On Sky News, the senior Conservative MP said she did not recognise a suggestion put to her that ministers had previously committed to abiding by the independent panels’ counsel, replying: “I don’t believe that is what we’ve always said.”

She added: “I can’t say here and now what the outcome of the whole process is going to be.

“We know we have a number one priority of bringing down inflation and actually the job in Government and of the Prime Minister is to make tough decisions.”

Pay review body recommendations are not legally binding on the Government and, although they are typically accepted, ministers can generally choose to reject or partially ignore the advice.

But this would be a controversial move after the Government defended last year’s below-inflation pay rises by saying it had followed the bodies’ advice.

It could further inflame ongoing disputes with unions and lead to more industrial action.

Kate Bell, assistant general secretary of the Trades Union Congress (TUC), said any decision to ignore pay review body advice would be “driven by politics, not economics”.
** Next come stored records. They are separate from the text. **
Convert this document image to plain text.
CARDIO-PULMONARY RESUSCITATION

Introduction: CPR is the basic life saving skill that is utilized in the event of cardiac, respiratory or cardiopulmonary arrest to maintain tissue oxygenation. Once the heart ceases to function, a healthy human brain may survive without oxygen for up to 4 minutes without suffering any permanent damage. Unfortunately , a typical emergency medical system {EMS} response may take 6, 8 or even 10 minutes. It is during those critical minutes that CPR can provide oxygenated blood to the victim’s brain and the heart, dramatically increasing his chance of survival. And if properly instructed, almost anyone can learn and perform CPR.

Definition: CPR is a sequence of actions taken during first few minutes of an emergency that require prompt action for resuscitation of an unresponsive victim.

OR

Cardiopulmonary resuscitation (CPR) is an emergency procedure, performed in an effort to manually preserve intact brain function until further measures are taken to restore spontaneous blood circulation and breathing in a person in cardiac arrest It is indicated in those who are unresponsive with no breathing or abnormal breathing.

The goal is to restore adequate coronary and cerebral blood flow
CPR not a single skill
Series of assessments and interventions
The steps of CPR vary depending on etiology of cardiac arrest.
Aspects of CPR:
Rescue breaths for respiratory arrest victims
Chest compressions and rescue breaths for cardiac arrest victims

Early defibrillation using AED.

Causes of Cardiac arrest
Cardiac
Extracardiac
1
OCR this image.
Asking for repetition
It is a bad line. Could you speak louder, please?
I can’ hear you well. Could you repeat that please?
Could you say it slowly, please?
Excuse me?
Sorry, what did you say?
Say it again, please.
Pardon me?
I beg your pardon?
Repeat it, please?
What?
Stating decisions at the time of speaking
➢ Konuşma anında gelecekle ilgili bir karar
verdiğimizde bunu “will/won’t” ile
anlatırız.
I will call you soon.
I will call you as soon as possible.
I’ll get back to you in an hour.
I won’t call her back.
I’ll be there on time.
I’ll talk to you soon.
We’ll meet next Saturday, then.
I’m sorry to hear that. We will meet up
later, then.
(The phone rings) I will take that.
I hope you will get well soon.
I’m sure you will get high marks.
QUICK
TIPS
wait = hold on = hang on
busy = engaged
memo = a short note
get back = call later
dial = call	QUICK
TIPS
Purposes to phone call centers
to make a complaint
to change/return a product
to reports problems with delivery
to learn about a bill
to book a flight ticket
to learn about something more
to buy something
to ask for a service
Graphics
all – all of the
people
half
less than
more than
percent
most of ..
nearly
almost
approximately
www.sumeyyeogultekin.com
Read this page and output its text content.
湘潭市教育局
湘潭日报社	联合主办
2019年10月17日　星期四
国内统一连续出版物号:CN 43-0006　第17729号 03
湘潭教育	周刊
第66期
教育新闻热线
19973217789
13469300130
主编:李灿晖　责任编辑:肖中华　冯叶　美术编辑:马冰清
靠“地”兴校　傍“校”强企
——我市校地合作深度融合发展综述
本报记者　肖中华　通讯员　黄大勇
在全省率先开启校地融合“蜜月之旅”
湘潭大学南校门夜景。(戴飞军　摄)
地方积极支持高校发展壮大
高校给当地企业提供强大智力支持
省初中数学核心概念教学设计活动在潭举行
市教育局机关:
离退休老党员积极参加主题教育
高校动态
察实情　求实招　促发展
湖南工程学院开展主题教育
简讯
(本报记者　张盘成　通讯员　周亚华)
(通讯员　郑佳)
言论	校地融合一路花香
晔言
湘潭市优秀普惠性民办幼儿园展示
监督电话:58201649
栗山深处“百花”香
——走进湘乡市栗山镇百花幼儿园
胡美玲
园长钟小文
She said public sector wages had fallen “well behind inflation” and that there had been a “15-year wage squeeze where wages haven’t kept up with inflation”.

“We had the Government, back in the winter when they were refusing to negotiate with NHS workers — eventually, of course, they did come to the table — relying very heavily on the pay review bodies, saying we had to take into account this independent process,” she told BBC Radio 4’s Today programme.

“It is a bit rich to hear them now saying, ‘Well, we’re going to overturn those independent recommendations’ when we haven’t even seen them be published yet.”